Wie sieht es in deutschen Mittelgebirgen aus?
Sauerland, Schwarzwald oder Harz – in deutschen Mittelgebirgen hat Wintersport eine gewisse Tradition. Ist es damit in absehbarer Zukunft vorbei? Maximilian Witting von der LMU München macht den Ski-Enthusiasten wenig Hoffnung. In einem Interview mit dem Merkur erklärt der für Klimawandel und Wintersport, dass davon auszugehen ist, dass in deutschen Mittelgebirgen in absehbarer Zeit immer wenige Skigefahren werden kann.
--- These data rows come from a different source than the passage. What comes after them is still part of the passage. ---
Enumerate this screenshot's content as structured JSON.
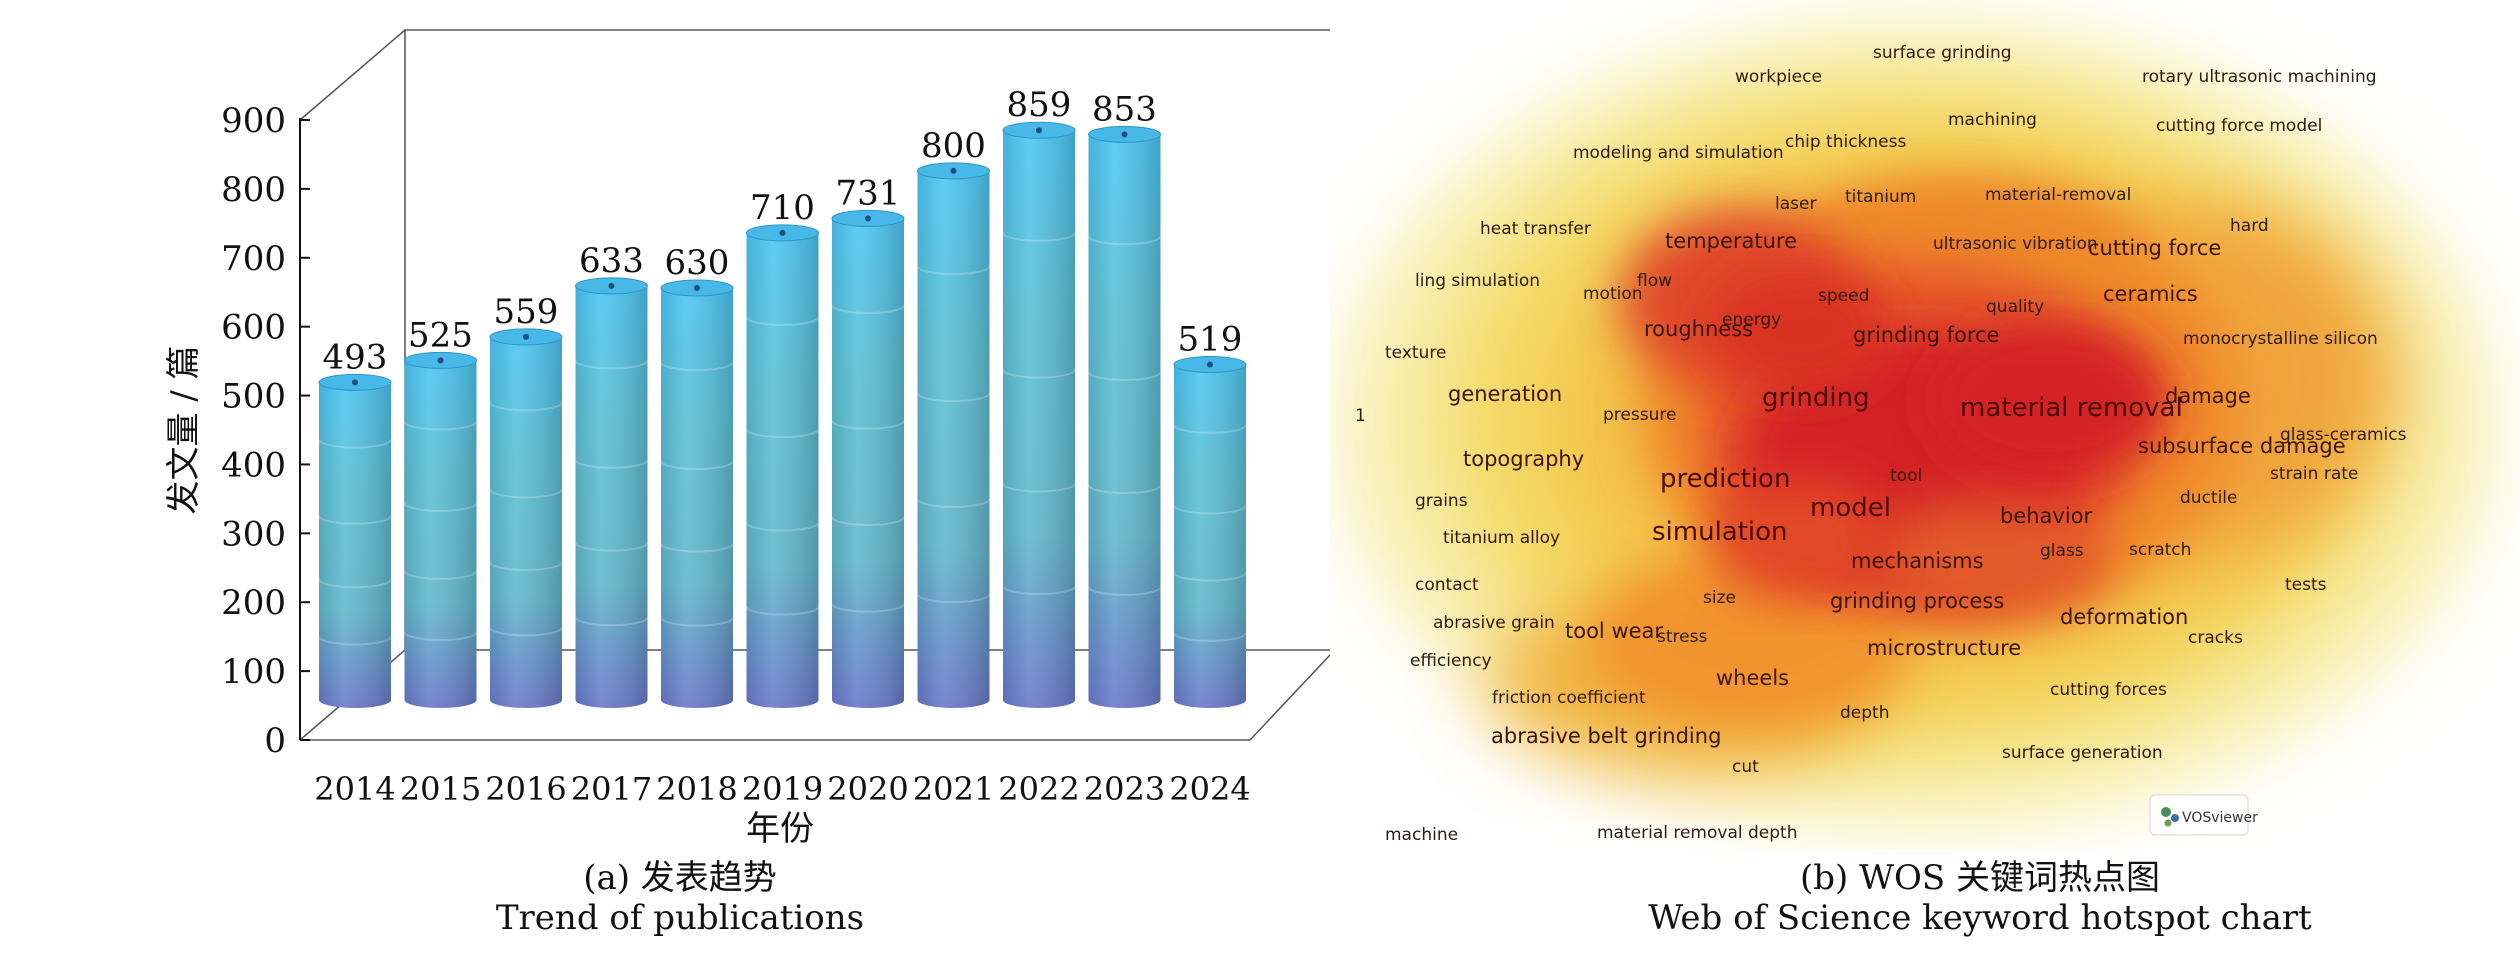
{
  "panel_a": {
    "caption_cn": "(a) 发表趋势",
    "caption_en": "Trend of publications"
  },
  "panel_b": {
    "caption_cn": "(b) WOS 关键词热点图",
    "caption_en": "Web of Science keyword hotspot chart",
    "watermark": "VOSviewer"
  },
  "chart_data": [
    {
      "type": "bar",
      "title": "",
      "xlabel": "年份",
      "ylabel": "发文量 / 篇",
      "ylim": [
        0,
        900
      ],
      "yticks": [
        0,
        100,
        200,
        300,
        400,
        500,
        600,
        700,
        800,
        900
      ],
      "categories": [
        "2014",
        "2015",
        "2016",
        "2017",
        "2018",
        "2019",
        "2020",
        "2021",
        "2022",
        "2023",
        "2024"
      ],
      "values": [
        493,
        525,
        559,
        633,
        630,
        710,
        731,
        800,
        859,
        853,
        519
      ],
      "data_labels": [
        "493",
        "525",
        "559",
        "633",
        "630",
        "710",
        "731",
        "800",
        "859",
        "853",
        "519"
      ],
      "grid": false,
      "style": "3d-cylinder",
      "colors": {
        "top": "#4fc3f0",
        "mid": "#5fbccc",
        "bottom": "#6a7fcc"
      }
    },
    {
      "type": "heatmap",
      "title": "",
      "style": "keyword-density",
      "colors": {
        "hot": "#d42226",
        "warm": "#f08a2a",
        "mild": "#f4cf52",
        "cool": "#f7eeab"
      },
      "keywords": [
        {
          "text": "surface grinding",
          "size": "small"
        },
        {
          "text": "workpiece",
          "size": "small"
        },
        {
          "text": "rotary ultrasonic machining",
          "size": "small"
        },
        {
          "text": "machining",
          "size": "small"
        },
        {
          "text": "cutting force model",
          "size": "small"
        },
        {
          "text": "modeling and simulation",
          "size": "small"
        },
        {
          "text": "chip thickness",
          "size": "small"
        },
        {
          "text": "titanium",
          "size": "small"
        },
        {
          "text": "material-removal",
          "size": "small"
        },
        {
          "text": "laser",
          "size": "small"
        },
        {
          "text": "heat transfer",
          "size": "small"
        },
        {
          "text": "temperature",
          "size": "medium"
        },
        {
          "text": "ultrasonic vibration",
          "size": "small"
        },
        {
          "text": "cutting force",
          "size": "medium"
        },
        {
          "text": "hard",
          "size": "small"
        },
        {
          "text": "ling simulation",
          "size": "small"
        },
        {
          "text": "flow",
          "size": "small"
        },
        {
          "text": "motion",
          "size": "small"
        },
        {
          "text": "speed",
          "size": "small"
        },
        {
          "text": "quality",
          "size": "small"
        },
        {
          "text": "ceramics",
          "size": "medium"
        },
        {
          "text": "energy",
          "size": "small"
        },
        {
          "text": "roughness",
          "size": "medium"
        },
        {
          "text": "grinding force",
          "size": "medium"
        },
        {
          "text": "monocrystalline silicon",
          "size": "small"
        },
        {
          "text": "texture",
          "size": "small"
        },
        {
          "text": "generation",
          "size": "medium"
        },
        {
          "text": "grinding",
          "size": "large"
        },
        {
          "text": "material removal",
          "size": "large"
        },
        {
          "text": "damage",
          "size": "medium"
        },
        {
          "text": "1",
          "size": "small"
        },
        {
          "text": "pressure",
          "size": "small"
        },
        {
          "text": "glass-ceramics",
          "size": "small"
        },
        {
          "text": "subsurface damage",
          "size": "medium"
        },
        {
          "text": "topography",
          "size": "medium"
        },
        {
          "text": "tool",
          "size": "small"
        },
        {
          "text": "strain rate",
          "size": "small"
        },
        {
          "text": "prediction",
          "size": "large"
        },
        {
          "text": "grains",
          "size": "small"
        },
        {
          "text": "model",
          "size": "large"
        },
        {
          "text": "behavior",
          "size": "medium"
        },
        {
          "text": "ductile",
          "size": "small"
        },
        {
          "text": "titanium alloy",
          "size": "small"
        },
        {
          "text": "simulation",
          "size": "large"
        },
        {
          "text": "glass",
          "size": "small"
        },
        {
          "text": "scratch",
          "size": "small"
        },
        {
          "text": "mechanisms",
          "size": "medium"
        },
        {
          "text": "contact",
          "size": "small"
        },
        {
          "text": "tests",
          "size": "small"
        },
        {
          "text": "size",
          "size": "small"
        },
        {
          "text": "grinding process",
          "size": "medium"
        },
        {
          "text": "abrasive grain",
          "size": "small"
        },
        {
          "text": "deformation",
          "size": "medium"
        },
        {
          "text": "tool wear",
          "size": "medium"
        },
        {
          "text": "stress",
          "size": "small"
        },
        {
          "text": "efficiency",
          "size": "small"
        },
        {
          "text": "microstructure",
          "size": "medium"
        },
        {
          "text": "cracks",
          "size": "small"
        },
        {
          "text": "wheels",
          "size": "medium"
        },
        {
          "text": "friction coefficient",
          "size": "small"
        },
        {
          "text": "cutting forces",
          "size": "small"
        },
        {
          "text": "depth",
          "size": "small"
        },
        {
          "text": "abrasive belt grinding",
          "size": "medium"
        },
        {
          "text": "surface generation",
          "size": "small"
        },
        {
          "text": "cut",
          "size": "small"
        },
        {
          "text": "machine",
          "size": "small"
        },
        {
          "text": "material removal depth",
          "size": "small"
        }
      ]
    }
  ]
}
Zum einen würde sich die Schneefallgrenze durch den Klimawandel immer weiter nach oben verschieben. Zum anderen würden auch die Bedingungen für technische Beschneiung immer schlechter. Wenn Wasser und Energie keine Rolle spielen, würde es seiner Meinung zwar durchaus funktionieren, den Skibetrieb durch Kunstschnee aufrecht zu erhalten. Allerdings würden die Ticketpreise dann derart in die Höhe schnellen, dass es kaum jemand mehr leisten kann. Von den Umweltauswirkungen ganz zu schweigen. Womit wir wieder bei der Innsbrucker Studie sind.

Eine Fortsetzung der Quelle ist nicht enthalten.